Aphorism:  A short, pointed sentence that expresses a wise or clever observation.

  1. The nicest thing about the future is that it always starts tomorrow.
  2. Money will buy a fine dog, but only kindness will make him wag his tail.
  3. If you don’t have a sense of humor, you probably don’t have any sense at all.
  4. Seat belts are not as confining as wheelchairs.
  5. A good time to keep your mouth shut is when you’re in deep water.
  6. How come it takes so little time for a child who is afraid of the dark to become a teenager who wants to stay out all night?
  7. Business conventions are important because they demonstrate how many people a company can operate without.
  8. Why is it that at class reunions you feel younger than everyone else looks?

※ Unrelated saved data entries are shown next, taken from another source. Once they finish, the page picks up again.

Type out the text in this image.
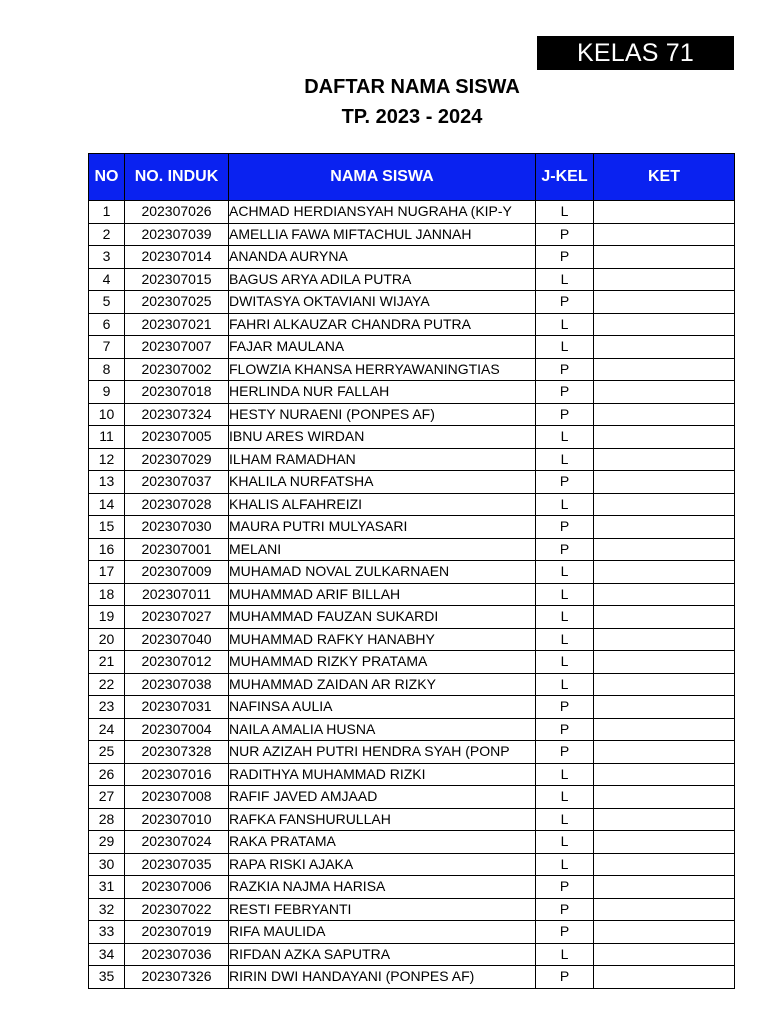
KELAS 71
DAFTAR NAMA SISWA
TP. 2023 - 2024
NO	NO. INDUK	NAMA SISWA	J-KEL	KET
1	202307026	ACHMAD HERDIANSYAH NUGRAHA (KIP-Y	L	
2	202307039	AMELLIA FAWA MIFTACHUL JANNAH	P	
3	202307014	ANANDA AURYNA	P	
4	202307015	BAGUS ARYA ADILA PUTRA	L	
5	202307025	DWITASYA OKTAVIANI WIJAYA	P	
6	202307021	FAHRI ALKAUZAR CHANDRA PUTRA	L	
7	202307007	FAJAR MAULANA	L	
8	202307002	FLOWZIA KHANSA HERRYAWANINGTIAS	P	
9	202307018	HERLINDA NUR FALLAH	P	
10	202307324	HESTY NURAENI (PONPES AF)	P	
11	202307005	IBNU ARES WIRDAN	L	
12	202307029	ILHAM RAMADHAN	L	
13	202307037	KHALILA NURFATSHA	P	
14	202307028	KHALIS ALFAHREIZI	L	
15	202307030	MAURA PUTRI MULYASARI	P	
16	202307001	MELANI	P	
17	202307009	MUHAMAD NOVAL ZULKARNAEN	L	
18	202307011	MUHAMMAD ARIF BILLAH	L	
19	202307027	MUHAMMAD FAUZAN SUKARDI	L	
20	202307040	MUHAMMAD RAFKY HANABHY	L	
21	202307012	MUHAMMAD RIZKY PRATAMA	L	
22	202307038	MUHAMMAD ZAIDAN AR RIZKY	L	
23	202307031	NAFINSA AULIA	P	
24	202307004	NAILA AMALIA HUSNA	P	
25	202307328	NUR AZIZAH PUTRI HENDRA SYAH (PONP	P	
26	202307016	RADITHYA MUHAMMAD RIZKI	L	
27	202307008	RAFIF JAVED AMJAAD	L	
28	202307010	RAFKA FANSHURULLAH	L	
29	202307024	RAKA PRATAMA	L	
30	202307035	RAPA RISKI AJAKA	L	
31	202307006	RAZKIA NAJMA HARISA	P	
32	202307022	RESTI FEBRYANTI	P	
33	202307019	RIFA MAULIDA	P	
34	202307036	RIFDAN AZKA SAPUTRA	L	
35	202307326	RIRIN DWI HANDAYANI (PONPES AF)	P	
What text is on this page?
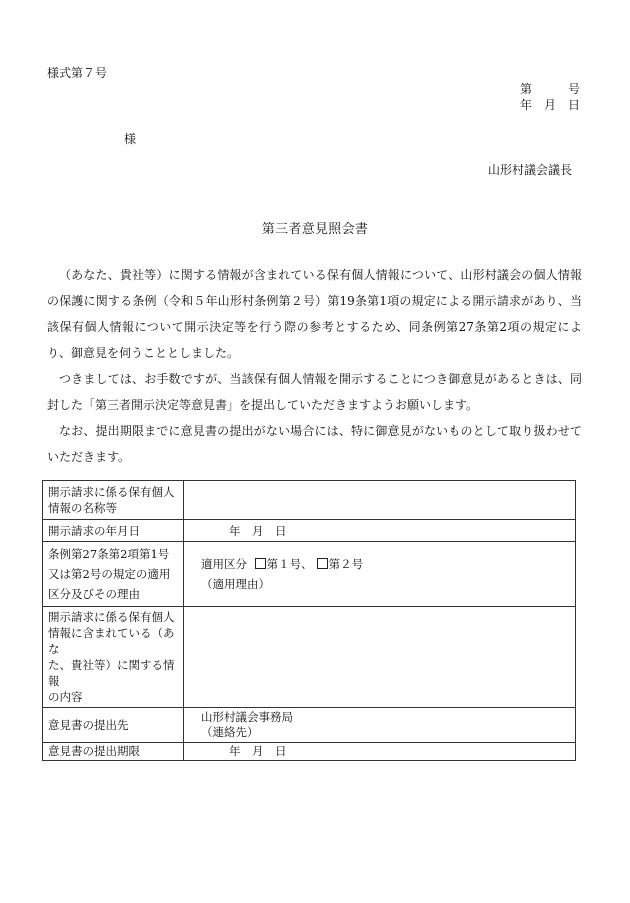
様式第７号
第　　　号
年　月　日
様
山形村議会議長
第三者意見照会書

（あなた、貴社等）に関する情報が含まれている保有個人情報について、山形村議会の個人情報の保護に関する条例（令和５年山形村条例第２号）第19条第1項の規定による開示請求があり、当該保有個人情報について開示決定等を行う際の参考とするため、同条例第27条第2項の規定により、御意見を伺うこととしました。

つきましては、お手数ですが、当該保有個人情報を開示することにつき御意見があるときは、同封した「第三者開示決定等意見書」を提出していただきますようお願いします。

なお、提出期限までに意見書の提出がない場合には、特に御意見がないものとして取り扱わせていただきます。

開示請求に係る保有個人
情報の名称等	
開示請求の年月日	年　月　日
条例第27条第2項第1号
又は第2号の規定の適用
区分及びその理由	適用区分 第１号、 第２号
（適用理由）
開示請求に係る保有個人
情報に含まれている（あな
た、貴社等）に関する情報
の内容	
意見書の提出先	山形村議会事務局
（連絡先）
意見書の提出期限	年　月　日
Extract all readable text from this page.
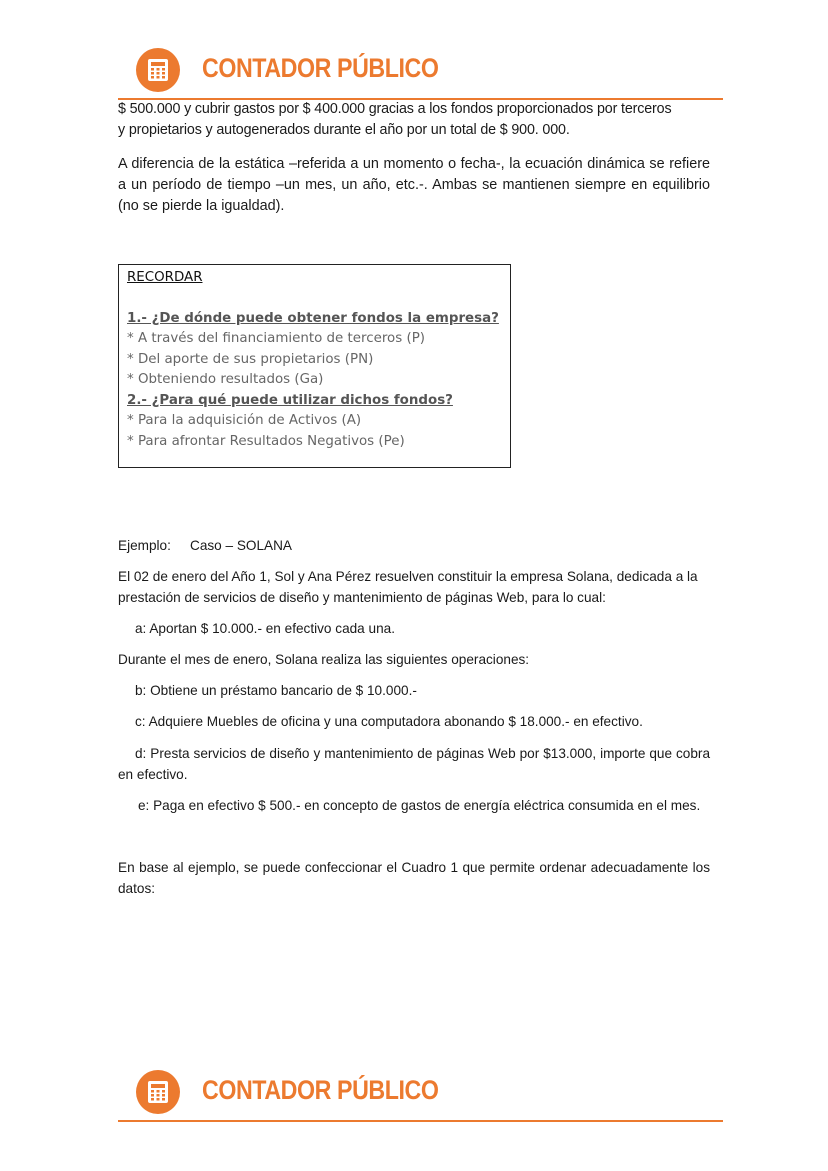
CONTADOR PÚBLICO
$ 500.000 y cubrir gastos por $ 400.000 gracias a los fondos proporcionados por terceros
y propietarios y autogenerados durante el año por un total de $ 900. 000.
A diferencia de la estática –referida a un momento o fecha-, la ecuación dinámica se refiere a un período de tiempo –un mes, un año, etc.-. Ambas se mantienen siempre en equilibrio (no se pierde la igualdad).
RECORDAR
1.- ¿De dónde puede obtener fondos la empresa?
* A través del financiamiento de terceros (P)
* Del aporte de sus propietarios (PN)
* Obteniendo resultados (Ga)
2.- ¿Para qué puede utilizar dichos fondos?
* Para la adquisición de Activos (A)
* Para afrontar Resultados Negativos (Pe)
Ejemplo: Caso – SOLANA
El 02 de enero del Año 1, Sol y Ana Pérez resuelven constituir la empresa Solana, dedicada a la prestación de servicios de diseño y mantenimiento de páginas Web, para lo cual:
a: Aportan $ 10.000.- en efectivo cada una.
Durante el mes de enero, Solana realiza las siguientes operaciones:
b: Obtiene un préstamo bancario de $ 10.000.-
c: Adquiere Muebles de oficina y una computadora abonando $ 18.000.- en efectivo.
d: Presta servicios de diseño y mantenimiento de páginas Web por $13.000, importe que cobra en efectivo.
e: Paga en efectivo $ 500.- en concepto de gastos de energía eléctrica consumida en el mes.
En base al ejemplo, se puede confeccionar el Cuadro 1 que permite ordenar adecuadamente los datos:
CONTADOR PÚBLICO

  9. Stroke a cat and you will have a permanent job.
  10. No one has more driving ambition than the teenage boy who wants to buy a car.
  11. There are no new sins; the old ones just get more publicity.

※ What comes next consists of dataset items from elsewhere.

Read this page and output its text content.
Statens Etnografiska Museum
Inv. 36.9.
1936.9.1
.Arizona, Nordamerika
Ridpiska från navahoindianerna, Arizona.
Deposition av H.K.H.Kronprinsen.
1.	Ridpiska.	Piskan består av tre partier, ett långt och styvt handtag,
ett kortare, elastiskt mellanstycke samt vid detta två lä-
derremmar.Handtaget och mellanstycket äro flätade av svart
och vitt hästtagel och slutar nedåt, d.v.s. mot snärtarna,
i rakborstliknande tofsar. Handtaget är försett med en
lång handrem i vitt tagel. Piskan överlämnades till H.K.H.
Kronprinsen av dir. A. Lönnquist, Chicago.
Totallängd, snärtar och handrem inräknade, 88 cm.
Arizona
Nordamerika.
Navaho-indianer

  12. There are worse things than getting a call for a wrong number at 4 am – for example, it could be the right number.  (Think about this one!)

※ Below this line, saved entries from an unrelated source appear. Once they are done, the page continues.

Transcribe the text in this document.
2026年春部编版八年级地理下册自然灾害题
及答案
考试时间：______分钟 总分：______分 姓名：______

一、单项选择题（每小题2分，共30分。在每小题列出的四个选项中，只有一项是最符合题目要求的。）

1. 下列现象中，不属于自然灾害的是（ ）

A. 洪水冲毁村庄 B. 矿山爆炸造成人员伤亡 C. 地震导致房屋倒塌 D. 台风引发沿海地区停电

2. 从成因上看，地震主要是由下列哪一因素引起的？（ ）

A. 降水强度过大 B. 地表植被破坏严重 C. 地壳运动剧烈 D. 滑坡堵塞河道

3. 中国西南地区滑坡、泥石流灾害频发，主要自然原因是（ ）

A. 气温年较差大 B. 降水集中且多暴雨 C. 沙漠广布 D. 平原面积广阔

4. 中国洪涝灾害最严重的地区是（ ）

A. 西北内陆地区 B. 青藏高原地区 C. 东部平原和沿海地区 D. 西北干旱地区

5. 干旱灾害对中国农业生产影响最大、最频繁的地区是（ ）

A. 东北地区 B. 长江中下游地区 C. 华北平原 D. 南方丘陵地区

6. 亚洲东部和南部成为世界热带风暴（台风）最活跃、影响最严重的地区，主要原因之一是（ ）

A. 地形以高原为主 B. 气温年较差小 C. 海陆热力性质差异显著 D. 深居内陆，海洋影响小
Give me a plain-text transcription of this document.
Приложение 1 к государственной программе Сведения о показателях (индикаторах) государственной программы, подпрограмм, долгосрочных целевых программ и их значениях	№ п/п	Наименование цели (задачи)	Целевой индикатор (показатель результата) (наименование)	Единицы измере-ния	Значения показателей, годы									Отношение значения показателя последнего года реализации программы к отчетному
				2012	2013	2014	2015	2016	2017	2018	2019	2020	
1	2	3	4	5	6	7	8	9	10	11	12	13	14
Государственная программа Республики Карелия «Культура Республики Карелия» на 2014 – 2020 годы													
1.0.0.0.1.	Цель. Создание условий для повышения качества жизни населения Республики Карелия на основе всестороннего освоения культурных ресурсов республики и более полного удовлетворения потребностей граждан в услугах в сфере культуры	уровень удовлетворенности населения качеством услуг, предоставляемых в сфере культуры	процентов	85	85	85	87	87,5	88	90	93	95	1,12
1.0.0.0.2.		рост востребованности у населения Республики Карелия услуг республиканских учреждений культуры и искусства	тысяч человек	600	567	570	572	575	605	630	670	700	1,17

  13. No one ever says “It’s only a game” when their team is winning.
  14. I’ve reached the age where “happy hour” is a nap.
  15. Be careful about reading the fine print – there’s no way you’re going to like it.
  16. The trouble with bucket seats is that not everybody has the same size bucket.
  17. Do you realize that, in about 40 years, we’ll have thousands of old ladies running around with tattoos?
  18. Money can’t buy happiness, but somehow it’s more comfortable to cry in a Mercedes than in a Chevy.
  19. After 70, if you don’t wake up aching in every joint, you’re probably dead.
  20. Always be yourself because the people that matter don’t mind, and the ones that mind don’t matter.
  21. Life isn’t tied with a bow, but it’s still a gift.